Я пытался приложить к ее образу сомнительную технику низвержения и отвращения. Технику кислого винограда. Представлял ее в рваных колготках, с испорченными зубами, в туалете. Постепенно я увлекался. Сочинил целую историю: она замужем, у нее двое, нет, трое детей (чтобы ее грудь стала еще бесформенней), работает в школе, учительницей литературы, вечером, напялив очки на нос, проверяет тетрадки, у нее скучный муж, который сидит в майке перед телевизором и напивается… Эту технику я отработал до совершенства и могу поклясться, что она почти всегда срабатывала. Но женщина напротив ускользала от всех моих попыток, более того, обращала все приемы против меня самого. Ситуации, в которых я представлял ее будто бы совсем ясно, нисколько не разрушали ее образ. Наоборот, даже его усиливали, и я желал ее еще больше. Мне представлялось: мы лежим и обсуждаем финал «Тедди». Я утверждаю, что это тот случай, когда Сэлинджер изменил себе, финал слишком очевиден, развязка предугадывается почти с первой страницы. Недопустимо. Это могла быть ее реплика.

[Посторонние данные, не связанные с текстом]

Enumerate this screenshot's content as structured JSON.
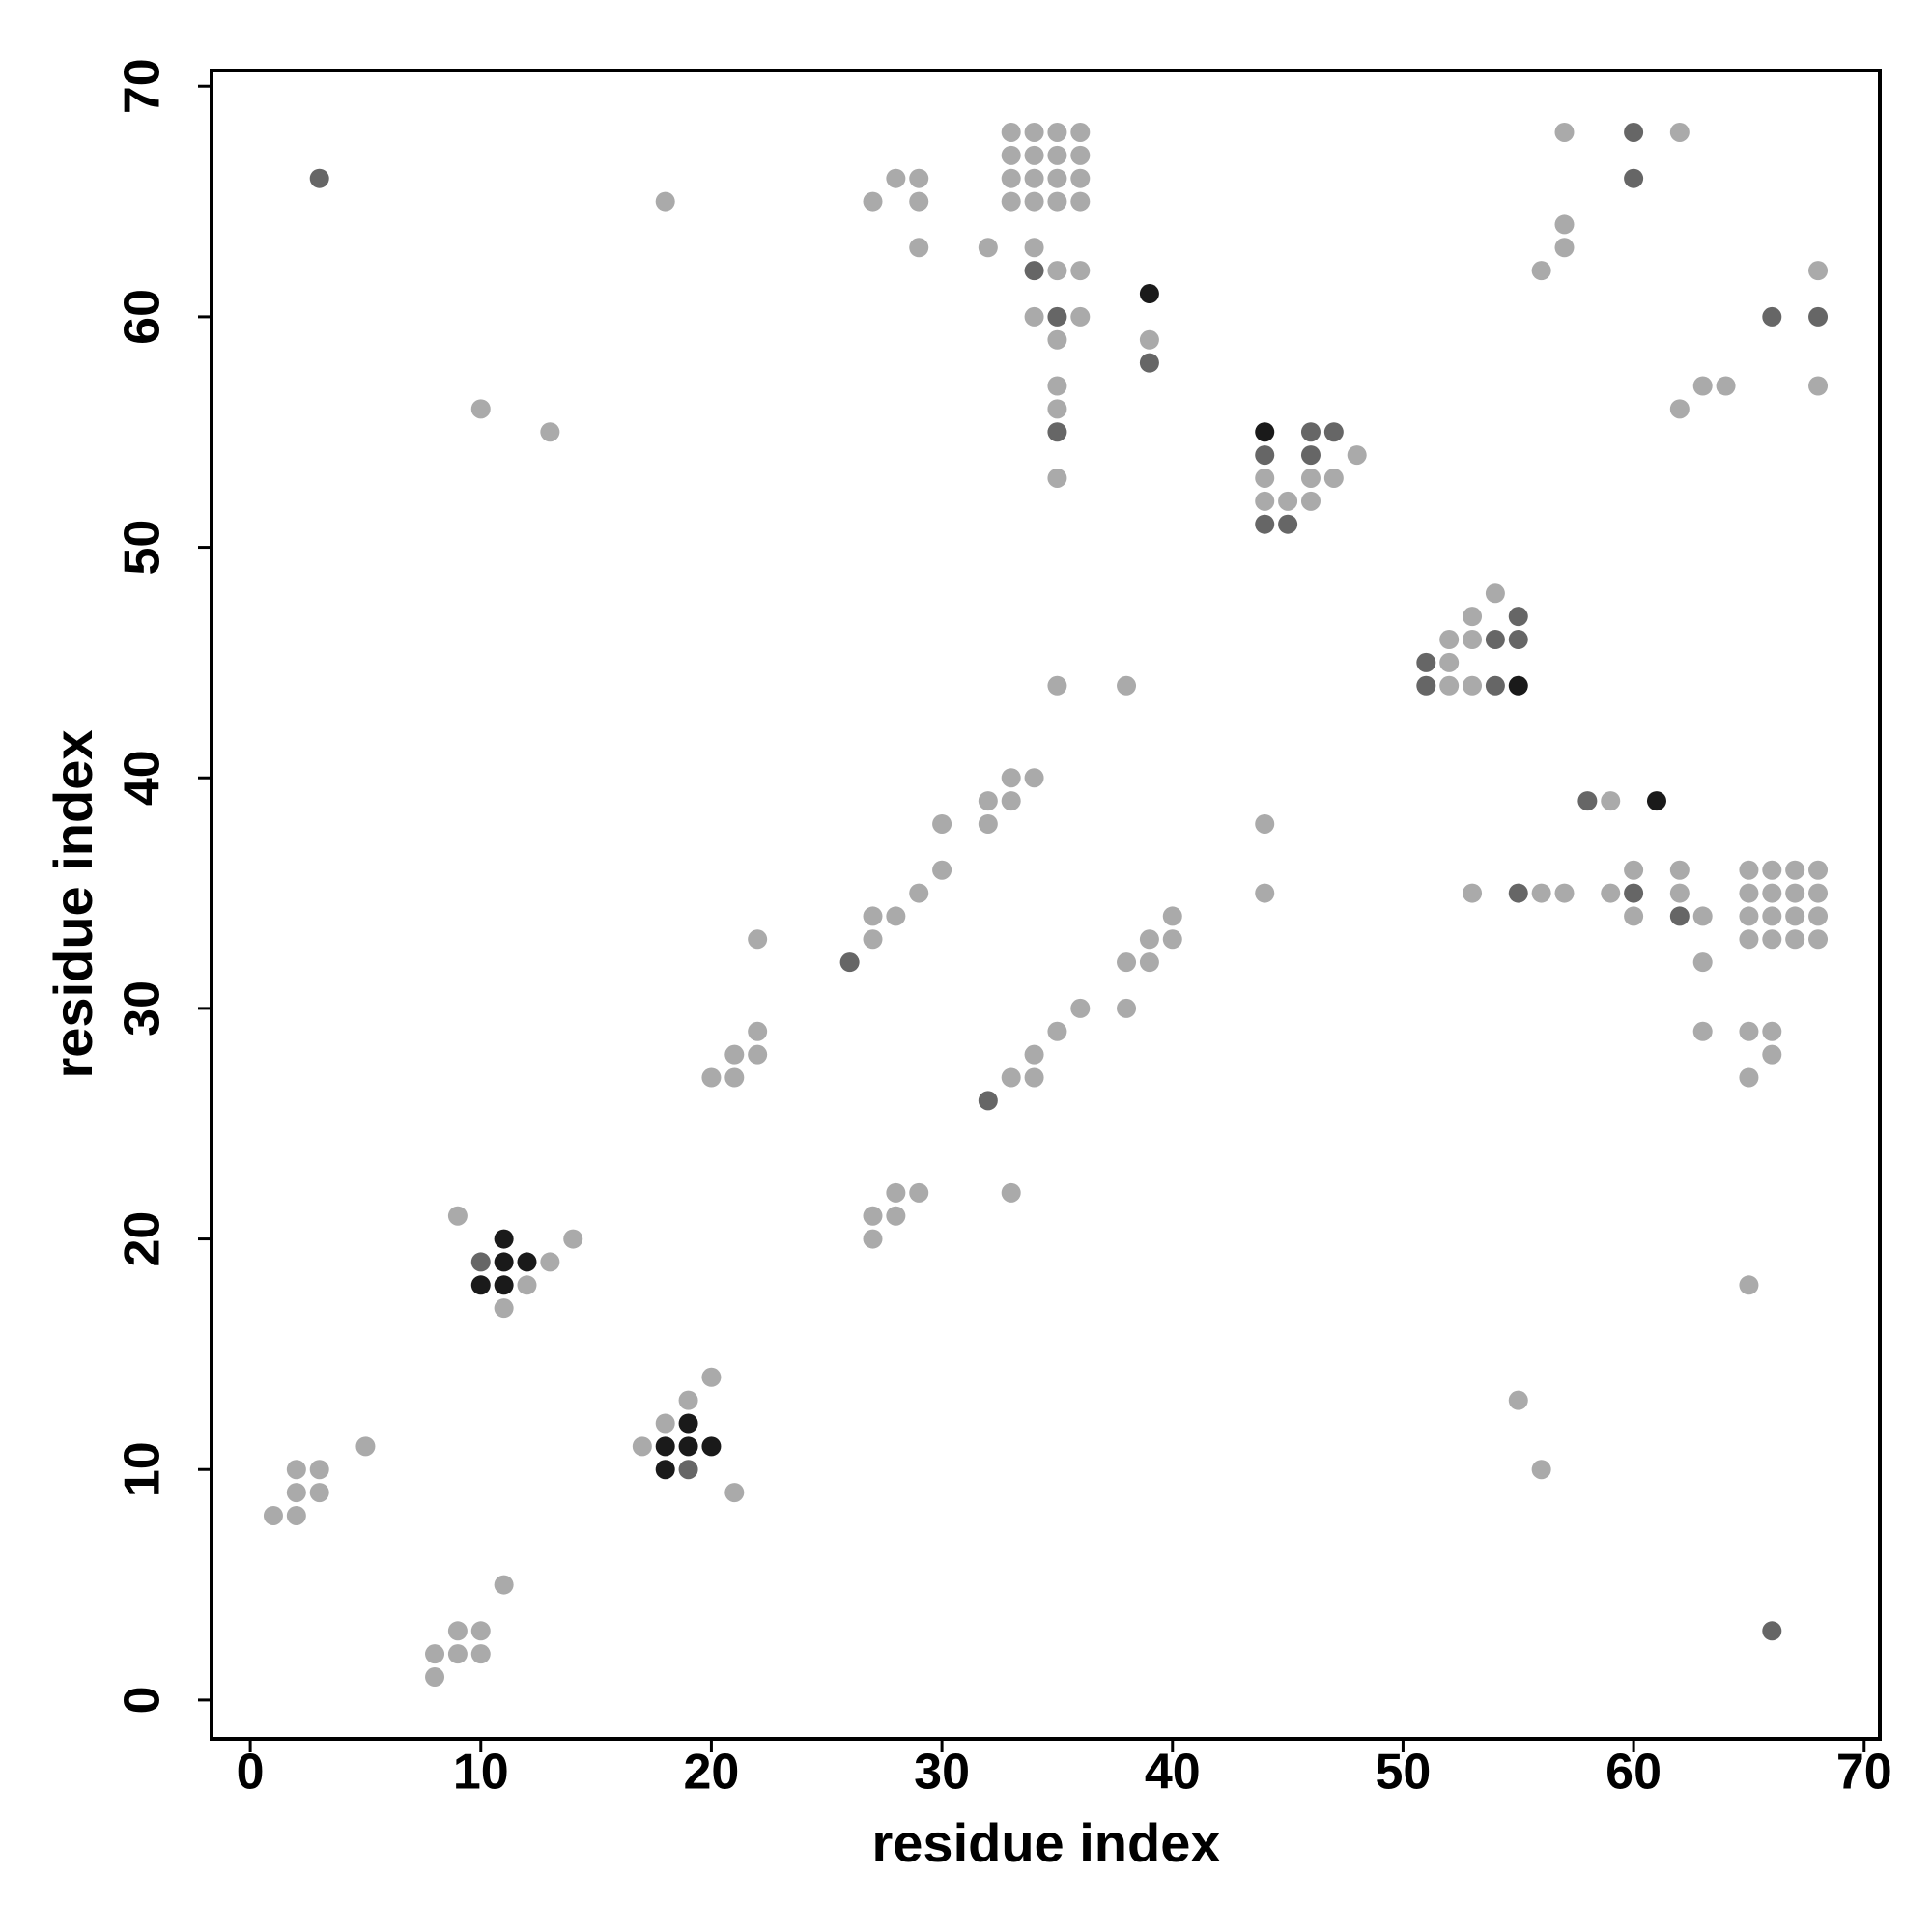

Распределяя реплики, я едва ее не упустил — она уже выходила из купе. Поезд остановился. Она спускалась на платформу. Нельзя было терять ни минуты. Я схватил сумку и сошел на той же станции. Еще чуть-чуть, и я бы с ней столкнулся. Она впервые взглянула на меня, что ж, ее глаза не были зелеными. Я извинился и выпалил первое, что пришло мне в голову, лишь бы ее задержать: «Хорошо ловится рыбка-бананка, правда?» И в это момент к ней со всех ног бросились двое, нет, трое детей, и все наперебой хотели ее обнять.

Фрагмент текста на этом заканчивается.